Contrepoids du «concordat national», le décaissement de quelque 19.000 primes par mois, ainsi que les dépenses fonctionnelles (eau, électricité, etc.) qui plombent une bonne partie du budget du ministère. Alors qu'Emmanuel Macron entend, au cours du premier trimestre 2018, poser les jalons d'une nouvelle organisation de l'islam en France, des voix s'élèvent prêchant pour un nouveau «Concordat» en faveur des musulmans. Une hypothèse à laquelle Macron n'est pas favorable, d'après Youssef Seddik, anthropologue tunisien consulté, début février 2018, par l'hôte de l'Élysée.
«Étendre le Concordat aux musulmans est une mauvaise idée dans la mesure où ce système applicable en Alsace et Lorraine repose sur une particularité historique incomparable avec la situation des musulmans dans ce pays. Cela dit, j'ai dit à Macron que la France n'a pas besoin, effectivement, de recourir à des pays étrangers tant pour la formation que pour la question du financement».
D'autant plus qu'au sein même de ces pays «exportateurs», l'islam officiel est sujet lui-même à débat. Quoique présenté comme «modéré», l'islam maghrébin partage globalement le même «corpus» avec les «versions fondamentalistes» qu'il dit combattre.
La réflexion engagée par des penseurs et intellectuels du Maghreb depuis des années tourne, dès lors, autour deux axes: la disposition du Coran à s'ouvrir, en permanence, à de nouvelles lectures, au-delà des brèches consenties par les écoles classiques.
Le tout, et c'est le second axe, en remettant sévèrement en question les traditions prophétiques comme source religieuse crédible.

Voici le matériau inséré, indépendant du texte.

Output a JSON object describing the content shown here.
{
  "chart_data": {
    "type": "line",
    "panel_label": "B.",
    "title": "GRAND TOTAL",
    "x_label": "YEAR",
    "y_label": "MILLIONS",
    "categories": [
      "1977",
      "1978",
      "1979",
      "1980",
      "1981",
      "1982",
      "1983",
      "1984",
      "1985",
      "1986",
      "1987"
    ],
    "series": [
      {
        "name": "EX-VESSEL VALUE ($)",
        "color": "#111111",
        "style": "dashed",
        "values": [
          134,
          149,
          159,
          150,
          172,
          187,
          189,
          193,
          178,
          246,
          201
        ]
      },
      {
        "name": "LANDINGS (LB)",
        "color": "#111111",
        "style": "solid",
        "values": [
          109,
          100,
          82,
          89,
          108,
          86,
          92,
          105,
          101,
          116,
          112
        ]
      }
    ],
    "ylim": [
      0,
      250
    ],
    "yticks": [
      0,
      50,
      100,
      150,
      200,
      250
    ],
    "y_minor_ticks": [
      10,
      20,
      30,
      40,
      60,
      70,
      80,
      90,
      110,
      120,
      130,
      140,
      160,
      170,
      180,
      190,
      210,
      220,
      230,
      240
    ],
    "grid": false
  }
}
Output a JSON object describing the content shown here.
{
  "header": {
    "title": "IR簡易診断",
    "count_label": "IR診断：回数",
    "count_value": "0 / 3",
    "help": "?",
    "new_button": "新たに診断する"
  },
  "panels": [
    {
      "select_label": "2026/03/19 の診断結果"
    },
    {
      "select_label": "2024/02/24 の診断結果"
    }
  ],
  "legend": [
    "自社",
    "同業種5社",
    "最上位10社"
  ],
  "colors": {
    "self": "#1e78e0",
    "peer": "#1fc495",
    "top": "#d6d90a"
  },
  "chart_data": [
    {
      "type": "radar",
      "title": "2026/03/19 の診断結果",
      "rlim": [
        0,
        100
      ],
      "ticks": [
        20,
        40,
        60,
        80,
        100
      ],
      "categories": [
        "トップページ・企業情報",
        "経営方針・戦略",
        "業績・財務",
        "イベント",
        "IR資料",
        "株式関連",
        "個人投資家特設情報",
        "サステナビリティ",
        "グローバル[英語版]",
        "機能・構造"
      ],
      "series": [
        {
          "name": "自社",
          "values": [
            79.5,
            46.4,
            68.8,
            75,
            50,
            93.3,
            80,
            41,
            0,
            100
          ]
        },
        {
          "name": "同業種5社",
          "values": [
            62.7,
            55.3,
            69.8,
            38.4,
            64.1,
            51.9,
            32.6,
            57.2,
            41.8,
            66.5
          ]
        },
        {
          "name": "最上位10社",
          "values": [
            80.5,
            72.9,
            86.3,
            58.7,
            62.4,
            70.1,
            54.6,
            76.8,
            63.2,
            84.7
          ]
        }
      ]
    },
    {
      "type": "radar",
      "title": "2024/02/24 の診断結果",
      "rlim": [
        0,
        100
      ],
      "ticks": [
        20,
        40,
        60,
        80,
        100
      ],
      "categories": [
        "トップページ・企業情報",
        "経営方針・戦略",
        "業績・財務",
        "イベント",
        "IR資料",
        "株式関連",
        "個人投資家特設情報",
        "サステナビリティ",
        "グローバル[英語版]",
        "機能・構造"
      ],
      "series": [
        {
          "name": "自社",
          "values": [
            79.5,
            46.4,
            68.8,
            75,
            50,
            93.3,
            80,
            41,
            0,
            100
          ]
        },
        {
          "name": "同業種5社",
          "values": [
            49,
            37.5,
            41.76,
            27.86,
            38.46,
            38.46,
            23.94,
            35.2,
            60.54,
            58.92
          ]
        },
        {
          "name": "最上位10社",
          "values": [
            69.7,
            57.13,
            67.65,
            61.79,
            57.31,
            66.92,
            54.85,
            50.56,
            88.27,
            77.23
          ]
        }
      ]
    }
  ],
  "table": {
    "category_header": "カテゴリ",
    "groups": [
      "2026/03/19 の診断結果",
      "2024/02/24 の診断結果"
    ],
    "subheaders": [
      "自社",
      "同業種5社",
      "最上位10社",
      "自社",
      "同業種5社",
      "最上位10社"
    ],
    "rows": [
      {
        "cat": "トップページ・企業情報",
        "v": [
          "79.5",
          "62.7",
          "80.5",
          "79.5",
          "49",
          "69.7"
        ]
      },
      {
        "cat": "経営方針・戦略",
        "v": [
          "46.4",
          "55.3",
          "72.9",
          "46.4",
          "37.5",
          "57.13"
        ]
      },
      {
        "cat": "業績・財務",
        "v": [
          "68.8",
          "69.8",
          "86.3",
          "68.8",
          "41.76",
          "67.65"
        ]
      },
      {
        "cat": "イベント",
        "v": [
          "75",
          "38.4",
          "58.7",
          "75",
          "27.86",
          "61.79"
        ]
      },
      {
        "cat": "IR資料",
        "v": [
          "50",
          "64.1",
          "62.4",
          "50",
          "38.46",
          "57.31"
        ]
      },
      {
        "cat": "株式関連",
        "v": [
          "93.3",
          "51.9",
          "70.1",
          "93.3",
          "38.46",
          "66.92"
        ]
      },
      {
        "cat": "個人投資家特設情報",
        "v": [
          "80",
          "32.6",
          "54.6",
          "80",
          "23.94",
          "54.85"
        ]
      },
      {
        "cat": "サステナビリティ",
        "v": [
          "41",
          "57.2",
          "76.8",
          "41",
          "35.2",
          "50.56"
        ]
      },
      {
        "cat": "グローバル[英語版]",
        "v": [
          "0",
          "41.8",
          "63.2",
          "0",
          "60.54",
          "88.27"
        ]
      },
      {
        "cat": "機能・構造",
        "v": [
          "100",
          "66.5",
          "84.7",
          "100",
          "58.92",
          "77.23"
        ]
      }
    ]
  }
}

Selon Seddik, la réflexion sur le culte musulman en France devrait, dès lors, s'inspirer de cet élan engagé dans le Maghreb et le reste du monde arabe, pour permettre de «donner un horizon d'un islam réenchanté» tout en étant dans «le refus de l'idéologie, mais aussi des lobbys étrangers». Toutefois,
«Aujourd'hui, une partie de l'islam de France se joue aussi en dehors de l'Islam. Il existe au sein des populations musulmanes une frange irréductible qui ne se reconnaîtra pas dans le nouveau projet, parce qu'ils se positionnent contre le système. La bataille contre la radicalisation, c'est donc la réorganisation du culte, mais aussi, la question sociale», a conclu Seddik.